Die Deutschen haben sehr wenig von der Konferenz mitbekommen. Der Plan, eine Dreifachallianz oder sogar eine Vierfachallianz zur Isolierung Großbritanniens zu gründen, schlug fehl. Zum Ende der Konferenz waren Großbritannien und Frankreich wohl noch enger miteinander verbunden. Eine deutsche Präsenz in Nordafrika sei ebenfalls gescheitert. In Frankreich sahen viele Nationalisten Algeciras als Triumph. Die französischen Medien stellten Deutschland als unterlegene Nation dar, sehr zur Sorge der erfahreneren Politiker in Paris. In Deutschland gab es die Überzeugung, dass sie von den Briten und Franzosen überspielt und von Bülow die Schuld gegeben wurde. Das deutsche Oberkommando hat den Schlieffen-Plan entsprechend überarbeitet und die Regierung in Berlin zu einer aggressiveren Haltung gedrängt, wenn auch nur, um Deutschland innerhalb Europas zurückzuzahlen. Es ist wahrscheinlich, dass das Versagen der deutschen Politiker in Algeciras dazu führte, dass der Einfluss des Militärs auf den Kaiser auf Kosten der Politiker zunahm. Großbritannien erkannte, dass es die Beziehungen nicht nur zu Frankreich, sondern auch zu anderen europäischen Mächten weiter pflegen musste.

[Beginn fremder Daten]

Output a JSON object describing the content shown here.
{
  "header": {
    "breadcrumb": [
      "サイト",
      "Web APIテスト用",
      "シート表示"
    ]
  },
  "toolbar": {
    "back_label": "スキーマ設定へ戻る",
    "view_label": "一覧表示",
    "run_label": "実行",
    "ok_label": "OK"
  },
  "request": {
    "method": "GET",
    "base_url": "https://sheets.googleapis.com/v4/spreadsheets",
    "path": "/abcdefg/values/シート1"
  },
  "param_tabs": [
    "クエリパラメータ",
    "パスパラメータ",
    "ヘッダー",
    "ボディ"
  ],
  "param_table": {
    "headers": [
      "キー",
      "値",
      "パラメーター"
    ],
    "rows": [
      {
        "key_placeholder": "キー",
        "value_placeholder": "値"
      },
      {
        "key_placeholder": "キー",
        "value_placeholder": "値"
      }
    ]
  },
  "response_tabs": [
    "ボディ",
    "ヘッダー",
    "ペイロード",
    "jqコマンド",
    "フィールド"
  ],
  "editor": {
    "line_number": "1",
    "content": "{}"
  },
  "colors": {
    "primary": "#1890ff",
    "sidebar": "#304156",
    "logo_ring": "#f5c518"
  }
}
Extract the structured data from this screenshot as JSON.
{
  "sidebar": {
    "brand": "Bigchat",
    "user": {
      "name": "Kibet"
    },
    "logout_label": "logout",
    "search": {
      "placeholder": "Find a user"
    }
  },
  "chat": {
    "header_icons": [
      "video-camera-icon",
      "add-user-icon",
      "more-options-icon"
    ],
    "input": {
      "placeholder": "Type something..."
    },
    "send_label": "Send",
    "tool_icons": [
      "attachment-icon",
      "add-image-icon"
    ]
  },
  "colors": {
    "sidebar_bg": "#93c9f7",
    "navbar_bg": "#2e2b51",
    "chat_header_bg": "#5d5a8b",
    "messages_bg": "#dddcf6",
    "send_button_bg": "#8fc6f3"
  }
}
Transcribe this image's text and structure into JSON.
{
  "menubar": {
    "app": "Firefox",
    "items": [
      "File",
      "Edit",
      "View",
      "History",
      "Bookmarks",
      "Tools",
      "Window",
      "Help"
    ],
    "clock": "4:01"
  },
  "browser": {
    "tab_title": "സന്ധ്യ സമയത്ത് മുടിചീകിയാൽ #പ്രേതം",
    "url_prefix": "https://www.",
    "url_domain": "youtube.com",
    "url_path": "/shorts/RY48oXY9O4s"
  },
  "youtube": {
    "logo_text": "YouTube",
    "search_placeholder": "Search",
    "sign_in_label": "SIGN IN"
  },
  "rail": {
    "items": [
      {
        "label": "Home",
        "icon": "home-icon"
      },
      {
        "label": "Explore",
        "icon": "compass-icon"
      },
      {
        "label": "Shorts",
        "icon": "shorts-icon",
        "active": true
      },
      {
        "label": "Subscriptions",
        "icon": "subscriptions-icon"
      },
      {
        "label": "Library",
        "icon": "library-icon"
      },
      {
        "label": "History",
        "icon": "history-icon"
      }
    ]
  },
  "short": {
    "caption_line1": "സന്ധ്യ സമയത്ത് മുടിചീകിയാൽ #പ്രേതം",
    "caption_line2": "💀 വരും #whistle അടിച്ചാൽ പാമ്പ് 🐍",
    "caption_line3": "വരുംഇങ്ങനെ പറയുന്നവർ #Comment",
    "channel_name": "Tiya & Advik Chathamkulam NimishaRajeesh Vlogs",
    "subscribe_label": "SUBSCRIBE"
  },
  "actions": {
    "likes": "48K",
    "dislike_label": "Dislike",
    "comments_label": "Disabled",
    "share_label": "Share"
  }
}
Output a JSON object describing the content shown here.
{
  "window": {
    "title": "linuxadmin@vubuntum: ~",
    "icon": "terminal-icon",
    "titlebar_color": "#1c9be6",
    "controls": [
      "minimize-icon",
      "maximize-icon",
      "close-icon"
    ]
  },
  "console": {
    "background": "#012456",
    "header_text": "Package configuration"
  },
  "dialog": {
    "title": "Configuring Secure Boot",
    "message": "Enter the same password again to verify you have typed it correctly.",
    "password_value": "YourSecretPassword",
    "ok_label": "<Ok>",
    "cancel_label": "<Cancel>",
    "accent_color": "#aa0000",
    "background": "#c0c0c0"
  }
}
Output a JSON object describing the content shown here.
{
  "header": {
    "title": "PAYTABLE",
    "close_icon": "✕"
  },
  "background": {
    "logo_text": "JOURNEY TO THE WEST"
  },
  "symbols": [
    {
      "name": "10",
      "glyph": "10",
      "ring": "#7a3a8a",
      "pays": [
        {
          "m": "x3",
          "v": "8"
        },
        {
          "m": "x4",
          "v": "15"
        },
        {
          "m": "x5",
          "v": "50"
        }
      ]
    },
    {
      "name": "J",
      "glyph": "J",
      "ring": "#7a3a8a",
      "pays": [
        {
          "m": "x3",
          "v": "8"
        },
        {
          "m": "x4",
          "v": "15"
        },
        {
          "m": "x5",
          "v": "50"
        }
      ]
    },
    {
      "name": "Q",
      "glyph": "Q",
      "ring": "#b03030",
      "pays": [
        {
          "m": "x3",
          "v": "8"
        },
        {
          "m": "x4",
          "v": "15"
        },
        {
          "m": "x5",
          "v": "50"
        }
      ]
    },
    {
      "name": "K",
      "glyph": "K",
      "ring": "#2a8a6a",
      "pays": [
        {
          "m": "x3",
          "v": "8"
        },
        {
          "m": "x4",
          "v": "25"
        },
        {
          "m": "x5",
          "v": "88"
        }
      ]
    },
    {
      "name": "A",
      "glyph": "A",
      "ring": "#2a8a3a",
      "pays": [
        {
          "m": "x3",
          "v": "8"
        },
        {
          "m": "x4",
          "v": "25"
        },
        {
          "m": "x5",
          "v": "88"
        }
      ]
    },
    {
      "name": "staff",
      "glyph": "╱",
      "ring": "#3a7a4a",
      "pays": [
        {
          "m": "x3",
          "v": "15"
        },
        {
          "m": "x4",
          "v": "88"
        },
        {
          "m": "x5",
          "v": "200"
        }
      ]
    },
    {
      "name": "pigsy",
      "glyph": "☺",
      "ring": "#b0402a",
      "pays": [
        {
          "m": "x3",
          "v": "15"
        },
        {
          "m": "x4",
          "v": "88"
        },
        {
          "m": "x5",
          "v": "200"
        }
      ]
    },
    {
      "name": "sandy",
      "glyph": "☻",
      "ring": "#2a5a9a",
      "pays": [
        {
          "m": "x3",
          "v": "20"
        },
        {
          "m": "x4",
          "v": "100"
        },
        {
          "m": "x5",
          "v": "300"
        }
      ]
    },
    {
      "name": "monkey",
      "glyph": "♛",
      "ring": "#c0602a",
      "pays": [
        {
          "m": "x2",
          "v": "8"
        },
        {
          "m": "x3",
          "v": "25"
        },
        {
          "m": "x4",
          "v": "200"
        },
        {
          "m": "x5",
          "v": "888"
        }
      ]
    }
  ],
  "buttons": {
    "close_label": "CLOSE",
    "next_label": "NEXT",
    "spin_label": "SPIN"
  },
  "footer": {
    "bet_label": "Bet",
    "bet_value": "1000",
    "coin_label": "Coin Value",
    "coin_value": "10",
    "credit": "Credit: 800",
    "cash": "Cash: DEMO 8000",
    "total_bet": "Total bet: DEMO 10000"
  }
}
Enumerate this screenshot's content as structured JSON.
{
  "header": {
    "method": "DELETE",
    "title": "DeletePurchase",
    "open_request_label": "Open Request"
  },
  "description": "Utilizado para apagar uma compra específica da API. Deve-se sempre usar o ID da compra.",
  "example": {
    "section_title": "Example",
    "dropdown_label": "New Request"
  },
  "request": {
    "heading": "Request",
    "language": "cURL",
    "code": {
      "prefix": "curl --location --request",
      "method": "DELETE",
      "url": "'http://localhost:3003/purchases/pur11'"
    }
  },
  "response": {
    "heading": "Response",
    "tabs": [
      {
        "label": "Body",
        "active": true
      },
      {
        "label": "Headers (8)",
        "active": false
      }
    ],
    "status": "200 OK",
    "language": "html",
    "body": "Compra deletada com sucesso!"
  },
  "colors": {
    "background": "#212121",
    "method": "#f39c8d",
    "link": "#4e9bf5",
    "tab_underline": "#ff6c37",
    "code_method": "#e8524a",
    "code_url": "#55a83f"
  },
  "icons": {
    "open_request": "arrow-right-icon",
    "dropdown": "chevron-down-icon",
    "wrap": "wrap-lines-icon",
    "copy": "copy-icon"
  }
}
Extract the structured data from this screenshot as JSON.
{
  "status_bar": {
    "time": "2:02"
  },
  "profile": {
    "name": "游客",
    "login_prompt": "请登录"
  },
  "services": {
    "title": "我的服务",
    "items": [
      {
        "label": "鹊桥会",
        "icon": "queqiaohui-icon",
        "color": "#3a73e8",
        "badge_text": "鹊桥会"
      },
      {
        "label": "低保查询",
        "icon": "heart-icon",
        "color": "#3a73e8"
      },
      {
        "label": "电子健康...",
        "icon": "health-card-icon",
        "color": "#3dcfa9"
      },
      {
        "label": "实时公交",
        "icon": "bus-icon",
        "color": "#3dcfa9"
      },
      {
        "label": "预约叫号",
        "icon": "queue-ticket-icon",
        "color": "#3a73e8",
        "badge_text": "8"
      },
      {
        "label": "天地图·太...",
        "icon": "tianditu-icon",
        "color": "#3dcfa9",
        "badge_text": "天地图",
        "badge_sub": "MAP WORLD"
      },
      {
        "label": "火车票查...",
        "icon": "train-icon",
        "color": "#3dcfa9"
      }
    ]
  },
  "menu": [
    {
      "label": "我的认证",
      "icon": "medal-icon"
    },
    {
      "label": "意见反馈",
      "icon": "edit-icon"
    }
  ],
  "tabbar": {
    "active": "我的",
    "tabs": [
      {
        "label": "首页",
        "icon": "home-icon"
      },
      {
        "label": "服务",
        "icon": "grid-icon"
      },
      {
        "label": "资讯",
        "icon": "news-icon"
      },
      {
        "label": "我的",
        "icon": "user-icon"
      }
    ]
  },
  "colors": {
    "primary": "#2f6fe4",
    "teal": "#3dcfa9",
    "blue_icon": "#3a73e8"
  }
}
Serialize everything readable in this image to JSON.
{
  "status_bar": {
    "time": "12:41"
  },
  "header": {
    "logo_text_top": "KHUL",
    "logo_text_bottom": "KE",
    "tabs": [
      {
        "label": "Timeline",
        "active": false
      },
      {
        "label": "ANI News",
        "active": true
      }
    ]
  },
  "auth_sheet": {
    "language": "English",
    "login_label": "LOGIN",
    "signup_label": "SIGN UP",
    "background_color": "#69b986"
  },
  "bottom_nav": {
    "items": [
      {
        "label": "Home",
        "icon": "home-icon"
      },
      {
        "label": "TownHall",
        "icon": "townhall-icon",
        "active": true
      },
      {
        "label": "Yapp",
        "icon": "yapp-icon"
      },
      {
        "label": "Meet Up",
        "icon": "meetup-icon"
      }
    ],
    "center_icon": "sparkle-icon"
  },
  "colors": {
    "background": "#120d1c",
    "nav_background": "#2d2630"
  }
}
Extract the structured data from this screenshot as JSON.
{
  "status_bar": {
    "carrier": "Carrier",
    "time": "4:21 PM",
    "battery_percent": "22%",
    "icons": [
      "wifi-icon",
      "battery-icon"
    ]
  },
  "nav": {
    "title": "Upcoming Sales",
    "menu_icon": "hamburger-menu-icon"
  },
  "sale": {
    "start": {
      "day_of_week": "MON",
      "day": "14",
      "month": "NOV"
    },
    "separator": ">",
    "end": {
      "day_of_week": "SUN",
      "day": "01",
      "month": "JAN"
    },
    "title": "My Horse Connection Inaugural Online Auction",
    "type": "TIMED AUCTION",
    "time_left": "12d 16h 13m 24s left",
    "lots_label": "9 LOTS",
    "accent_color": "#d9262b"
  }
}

Die Algeciras-Konferenz hat die Krise in Marokko vielleicht „gelöst“, aber sie hatte einen weitaus wichtigeren Einfluss: Das Ergebnis definierte Europa klar in bestimmte Lager. Bei dieser Konferenz verlor Deutschland öffentlich. Es gab viele in Berlin, die versprachen, dass dies das letzte Mal sein würde. Eine diplomatische Lösung käme künftig gar nicht mehr in Frage, da nach Ansicht einiger Befragter die militärische Stärke Deutschlands so groß ist, dass bei künftigen europäischen Meinungsverschiedenheiten keine Diplomatie erforderlich ist.

Mai 2012

Schau das Video: Marriott AC Algeciras 4 - Hoteles baratos en Algeciras - Hotel en Cádiz 2017 (August 2020).